The danger is having parallel management structures within IT. It does no one any good. If you look at it as a means to an end, which virtualization is, the end of all this is more agile and cost-effective services and more agile and cost-effective use of infrastructure.

Just putting a hypervisor on a machine doesn’t necessarily get you virtualization returns. It allows you to virtualize, but it has to be put on the construct of what you’re trying to do. You’re trying to provide IT-enabled services for the business at better economies of scale, better agility, and low risk, and that’s the construct that we have to look at.

DG: One last area, Bob. I want to get into the benefits of managed virtualization as insurance for the future. You mentioned cloud computing a little earlier. If you do this properly, you start moving toward what we call “on-premises” or “private clouds.” You create a fabric of storage, or a fabric of application support, or a fabric of platform infrastructure support. That’s where we get into some of those even larger economic benefits.

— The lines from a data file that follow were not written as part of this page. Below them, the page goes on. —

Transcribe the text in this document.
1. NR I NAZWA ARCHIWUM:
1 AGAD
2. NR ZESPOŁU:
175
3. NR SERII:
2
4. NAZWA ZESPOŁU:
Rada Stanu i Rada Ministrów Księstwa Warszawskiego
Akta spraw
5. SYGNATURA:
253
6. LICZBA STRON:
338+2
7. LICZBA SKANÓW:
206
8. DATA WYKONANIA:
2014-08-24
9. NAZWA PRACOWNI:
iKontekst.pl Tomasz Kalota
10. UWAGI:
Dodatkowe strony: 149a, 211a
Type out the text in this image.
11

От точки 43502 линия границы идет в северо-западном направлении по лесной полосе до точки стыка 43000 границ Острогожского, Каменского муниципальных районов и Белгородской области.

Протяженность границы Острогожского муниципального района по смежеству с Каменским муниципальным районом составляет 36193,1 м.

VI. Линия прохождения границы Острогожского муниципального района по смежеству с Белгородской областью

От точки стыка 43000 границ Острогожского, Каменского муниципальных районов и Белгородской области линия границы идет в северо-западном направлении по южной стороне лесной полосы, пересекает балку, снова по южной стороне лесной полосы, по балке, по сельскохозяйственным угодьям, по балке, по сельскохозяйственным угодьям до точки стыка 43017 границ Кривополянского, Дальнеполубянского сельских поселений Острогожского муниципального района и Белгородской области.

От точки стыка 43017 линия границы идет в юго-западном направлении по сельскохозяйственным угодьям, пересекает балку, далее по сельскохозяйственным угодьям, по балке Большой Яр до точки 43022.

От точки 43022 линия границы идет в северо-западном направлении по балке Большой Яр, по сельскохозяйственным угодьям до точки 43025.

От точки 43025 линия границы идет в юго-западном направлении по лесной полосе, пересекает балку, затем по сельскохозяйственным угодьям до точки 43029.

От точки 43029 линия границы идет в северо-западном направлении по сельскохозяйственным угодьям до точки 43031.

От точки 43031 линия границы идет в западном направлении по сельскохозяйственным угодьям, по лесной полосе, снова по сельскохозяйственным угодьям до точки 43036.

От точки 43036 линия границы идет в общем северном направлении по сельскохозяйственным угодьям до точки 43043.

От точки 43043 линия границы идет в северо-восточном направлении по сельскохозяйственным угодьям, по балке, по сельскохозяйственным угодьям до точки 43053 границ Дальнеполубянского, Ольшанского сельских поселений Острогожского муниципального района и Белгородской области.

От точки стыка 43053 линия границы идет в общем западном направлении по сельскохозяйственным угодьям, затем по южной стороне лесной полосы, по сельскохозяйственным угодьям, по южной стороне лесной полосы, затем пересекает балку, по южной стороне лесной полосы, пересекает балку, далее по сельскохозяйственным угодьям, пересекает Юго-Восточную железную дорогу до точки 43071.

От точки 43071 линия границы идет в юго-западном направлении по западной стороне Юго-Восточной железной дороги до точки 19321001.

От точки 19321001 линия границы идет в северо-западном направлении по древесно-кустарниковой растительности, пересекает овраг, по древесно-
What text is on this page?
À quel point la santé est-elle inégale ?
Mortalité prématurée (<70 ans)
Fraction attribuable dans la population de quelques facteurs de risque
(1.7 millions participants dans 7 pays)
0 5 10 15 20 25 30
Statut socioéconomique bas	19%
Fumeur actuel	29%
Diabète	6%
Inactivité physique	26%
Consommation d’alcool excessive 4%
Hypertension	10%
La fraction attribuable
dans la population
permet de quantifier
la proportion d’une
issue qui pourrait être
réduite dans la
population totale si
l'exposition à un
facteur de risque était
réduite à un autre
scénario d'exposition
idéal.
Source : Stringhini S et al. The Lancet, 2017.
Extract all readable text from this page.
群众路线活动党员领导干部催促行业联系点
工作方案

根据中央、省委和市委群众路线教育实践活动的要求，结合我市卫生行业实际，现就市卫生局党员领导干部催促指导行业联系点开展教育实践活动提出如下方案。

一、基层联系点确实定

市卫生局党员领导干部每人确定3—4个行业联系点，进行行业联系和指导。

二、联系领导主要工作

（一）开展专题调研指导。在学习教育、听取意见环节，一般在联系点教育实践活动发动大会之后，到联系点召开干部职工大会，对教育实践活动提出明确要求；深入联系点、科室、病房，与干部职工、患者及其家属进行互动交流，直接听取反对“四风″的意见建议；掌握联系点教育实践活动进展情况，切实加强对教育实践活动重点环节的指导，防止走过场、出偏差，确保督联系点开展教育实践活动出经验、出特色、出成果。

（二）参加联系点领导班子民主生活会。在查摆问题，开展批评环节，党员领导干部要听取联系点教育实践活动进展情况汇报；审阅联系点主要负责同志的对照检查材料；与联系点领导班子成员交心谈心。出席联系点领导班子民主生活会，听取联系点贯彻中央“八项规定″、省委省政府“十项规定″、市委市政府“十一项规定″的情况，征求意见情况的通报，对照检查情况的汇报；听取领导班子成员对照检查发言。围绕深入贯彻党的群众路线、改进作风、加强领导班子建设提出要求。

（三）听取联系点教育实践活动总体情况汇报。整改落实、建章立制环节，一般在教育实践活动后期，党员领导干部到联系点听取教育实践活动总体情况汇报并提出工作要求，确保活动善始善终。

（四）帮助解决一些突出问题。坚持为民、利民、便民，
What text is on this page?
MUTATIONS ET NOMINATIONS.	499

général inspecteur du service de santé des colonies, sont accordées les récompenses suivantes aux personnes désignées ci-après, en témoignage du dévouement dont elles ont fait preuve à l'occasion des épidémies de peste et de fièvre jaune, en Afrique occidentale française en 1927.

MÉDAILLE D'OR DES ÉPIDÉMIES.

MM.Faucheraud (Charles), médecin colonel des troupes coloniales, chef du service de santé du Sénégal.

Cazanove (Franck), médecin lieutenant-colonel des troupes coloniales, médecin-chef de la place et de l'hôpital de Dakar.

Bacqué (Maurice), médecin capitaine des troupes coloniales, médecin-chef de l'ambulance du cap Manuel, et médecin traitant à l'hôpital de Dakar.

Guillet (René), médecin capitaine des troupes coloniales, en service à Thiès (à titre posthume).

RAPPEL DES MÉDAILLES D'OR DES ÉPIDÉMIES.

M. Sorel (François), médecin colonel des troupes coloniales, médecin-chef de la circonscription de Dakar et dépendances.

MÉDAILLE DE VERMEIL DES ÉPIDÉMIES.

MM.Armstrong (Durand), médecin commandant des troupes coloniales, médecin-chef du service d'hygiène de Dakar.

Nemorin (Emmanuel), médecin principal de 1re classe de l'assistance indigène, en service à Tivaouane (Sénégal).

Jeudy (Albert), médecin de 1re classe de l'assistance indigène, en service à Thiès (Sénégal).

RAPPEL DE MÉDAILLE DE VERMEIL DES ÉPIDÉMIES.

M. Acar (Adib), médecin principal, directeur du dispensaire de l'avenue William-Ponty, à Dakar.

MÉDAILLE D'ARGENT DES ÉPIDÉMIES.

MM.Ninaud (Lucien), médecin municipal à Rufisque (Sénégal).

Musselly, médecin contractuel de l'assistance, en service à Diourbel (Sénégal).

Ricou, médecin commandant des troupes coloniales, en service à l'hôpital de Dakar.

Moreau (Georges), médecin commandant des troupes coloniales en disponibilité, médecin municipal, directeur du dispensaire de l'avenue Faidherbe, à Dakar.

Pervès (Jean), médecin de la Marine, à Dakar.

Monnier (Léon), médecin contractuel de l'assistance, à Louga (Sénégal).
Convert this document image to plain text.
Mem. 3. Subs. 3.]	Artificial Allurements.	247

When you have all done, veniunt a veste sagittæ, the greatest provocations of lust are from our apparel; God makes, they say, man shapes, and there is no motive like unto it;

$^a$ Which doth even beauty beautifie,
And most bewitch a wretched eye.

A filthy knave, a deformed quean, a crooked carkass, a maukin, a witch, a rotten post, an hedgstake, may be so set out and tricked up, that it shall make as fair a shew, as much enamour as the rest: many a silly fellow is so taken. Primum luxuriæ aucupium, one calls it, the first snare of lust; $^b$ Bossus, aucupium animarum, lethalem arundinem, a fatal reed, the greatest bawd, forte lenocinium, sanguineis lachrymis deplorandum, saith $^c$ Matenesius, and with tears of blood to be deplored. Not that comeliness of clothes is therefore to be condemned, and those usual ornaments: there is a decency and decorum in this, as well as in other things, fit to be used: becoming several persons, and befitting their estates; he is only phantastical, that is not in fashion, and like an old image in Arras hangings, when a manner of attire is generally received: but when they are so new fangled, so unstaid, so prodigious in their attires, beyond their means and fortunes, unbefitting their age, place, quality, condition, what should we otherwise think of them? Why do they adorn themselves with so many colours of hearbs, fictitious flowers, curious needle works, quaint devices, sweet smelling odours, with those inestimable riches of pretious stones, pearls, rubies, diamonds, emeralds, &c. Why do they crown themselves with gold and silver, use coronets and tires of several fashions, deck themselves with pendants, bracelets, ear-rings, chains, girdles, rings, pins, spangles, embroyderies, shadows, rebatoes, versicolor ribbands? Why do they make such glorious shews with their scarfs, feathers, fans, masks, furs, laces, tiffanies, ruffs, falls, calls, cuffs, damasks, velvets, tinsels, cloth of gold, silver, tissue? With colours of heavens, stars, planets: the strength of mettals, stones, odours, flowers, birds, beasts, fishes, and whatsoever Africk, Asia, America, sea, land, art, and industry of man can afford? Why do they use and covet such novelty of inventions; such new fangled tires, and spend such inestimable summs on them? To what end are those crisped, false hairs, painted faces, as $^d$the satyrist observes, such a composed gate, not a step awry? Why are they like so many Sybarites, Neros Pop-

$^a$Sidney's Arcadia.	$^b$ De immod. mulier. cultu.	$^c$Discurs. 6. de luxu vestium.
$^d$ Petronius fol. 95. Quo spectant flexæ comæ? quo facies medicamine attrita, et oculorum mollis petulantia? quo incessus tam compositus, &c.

This is a vision for many people now, but doing virtualization right seems to me like a precursor to being able to move toward that. You might even be able to start employing SOA (service-oriented architecture) more liberally, and then take advantage of external clouds, and there is a whole vision around that. Am I correct in assuming that virtualization is an initial pillar to manage, before you’re able to start realizing any of that vision?

BM:

Certainly. The focus right now is, “How does it save me money?” But the longer-term benefit, the added benefit, is that at some point, the economy will turn better, as it always does. That will allow you to expand your services and really look at some of the newer ways to offer services. We mentioned cloud computing before. It will be about coming out of this downturn more agile, more adaptable, and more optimized.

No matter where your services are going — whether you’re going to look at cloud computing or enacting SOA now or in the near future — it has that longer-term benefit of saying, “It helps me now, but it really sets me up for success later.”

We fundamentally believe, and CIOs have told us a number of times, that virtualization will set them up for long-term success. They believe it’s one of those fundamental technologies that will separate their company as winners going into any economic upturn.

DG: So, making virtualization a core competency, sooner rather than later, puts you at an advantage across a number of levels, but also over a longer period of time?

BM:

Yes. Right now, everybody is reacting to an economic climate. Those CIOs who are acting with foresight, looking ahead and saying, “Where will this take me?” are the ones who are going to be successful as opposed to the people who are just reacting to the current environment and looking to cut and slash. Virtualization has a couple of benefits that allow you to save and optimize, but also sets you up for that — to boomerang you whenever the economic recovery comes.


Dana Gardner is president and principal analyst at Interarbor Solutions, which tracks trends, delivers forecasts and interprets the competitive landscape of enterprise applications and software infrastructure markets for clients. He also produces BriefingsDirect sponsored podcasts. Disclosure: HP sponsored this podcast.